Myalgia vs. Myositis: Key Differences and Clinical Implications
Myalgia refers to muscle pain without inflammation, while myositis is an inflammatory condition of the muscles characterized by muscle weakness, elevated muscle enzymes, and inflammatory changes on diagnostic testing. 1
Key Distinguishing Features
Myalgia
- Primary symptom: Pain in muscles without true weakness
- Laboratory findings:
- Normal creatine kinase (CK) levels
- May have elevated inflammatory markers (ESR, CRP)
- Imaging/EMG: No evidence of myopathy or muscle inflammation on MRI or EMG
- Clinical presentation: Often presents as proximal muscle pain resembling polymyalgia rheumatica
- Functional impact: Pain without significant weakness or functional limitation
Myositis
- Primary symptom: Muscle weakness, primarily in proximal extremities
- Difficulties standing up, lifting arms, and moving around
- May also have myalgia in severe cases
- Laboratory findings:
- Markedly elevated CK (median 2650 IU/L, range 335-20,270 IU/L) 1
- Elevated inflammatory markers
- Imaging/EMG:
- MRI shows increased intensity and edema in affected muscles
- EMG shows muscle fibrillations indicative of myopathy
- Clinical presentation:
- Weakness more prominent than pain
- Can have fulminant necrotizing course with rhabdomyolysis
- May involve vital muscles including myocardium
- Potential complications: Can be life-threatening, especially when associated with myocarditis or bulbar involvement 1
Diagnostic Approach
For Suspected Myalgia
- Check inflammatory markers (ESR, CRP)
- Verify normal CK levels
- Rule out other causes of muscle pain:
- Fibromyalgia
- Statin-induced myopathy
- Soft tissue rheumatic disorders
For Suspected Myositis
- Comprehensive laboratory evaluation:
- Muscle enzymes (CK, AST, ALT, LDH, aldolase)
- Inflammatory markers (ESR, CRP)
- Consider myositis-associated autoantibodies
- Advanced diagnostics:
- EMG
- MRI of affected muscles
- Consider muscle biopsy in unclear cases
- Cardiac evaluation:
- Cardiac troponin (troponin I more specific than troponin T in muscle disease)
- Electrocardiography
- Consider cardiac MRI if abnormalities detected 1
Treatment Implications
Myalgia
- NSAIDs may be sufficient for mild cases
- Corticosteroids for moderate to severe cases
- Physical therapy and pain management strategies
Myositis
- Immediate discontinuation of triggering agents (e.g., immune checkpoint inhibitors if iatrogenic)
- High-dose corticosteroids (1-2 mg/kg/day, sometimes IV pulse therapy)

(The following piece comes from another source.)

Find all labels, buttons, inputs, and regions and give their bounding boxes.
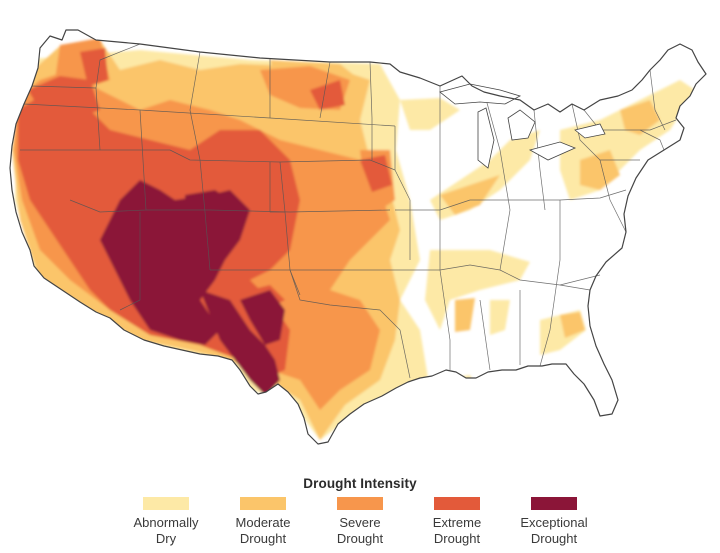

- Consider additional immunosuppressive therapy:
- IVIG (intravenous immunoglobulin)
- Plasma exchange in severe or refractory cases
- Steroid-sparing agents (methotrexate, azathioprine, mycophenolate mofetil) 2
- Close monitoring for life-threatening complications
Clinical Pitfalls to Avoid
- Misdiagnosis: Mistaking myositis for simple myalgia can delay critical treatment
- Incomplete evaluation: Failing to check CK levels in patients with muscle pain
- Overlooking complications: Not screening for cardiac involvement in myositis
- Inadequate treatment: Using NSAIDs alone for true inflammatory myositis
- Delayed referral: Not involving specialists (rheumatology, neurology) promptly for suspected myositis
Special Considerations
- Immune checkpoint inhibitor-related myositis can be particularly severe with higher mortality rates (20% vs <10% for idiopathic inflammatory myositis) 1
- Bulbar symptoms (dysphagia, dysarthria, dysphonia) or respiratory failure may indicate severe myositis or associated myasthenia gravis 1
- Infectious myositis should be considered in appropriate clinical contexts, especially with localized symptoms 3
By understanding these key differences, clinicians can appropriately diagnose and manage these distinct muscle conditions, potentially preventing serious complications in cases of true myositis.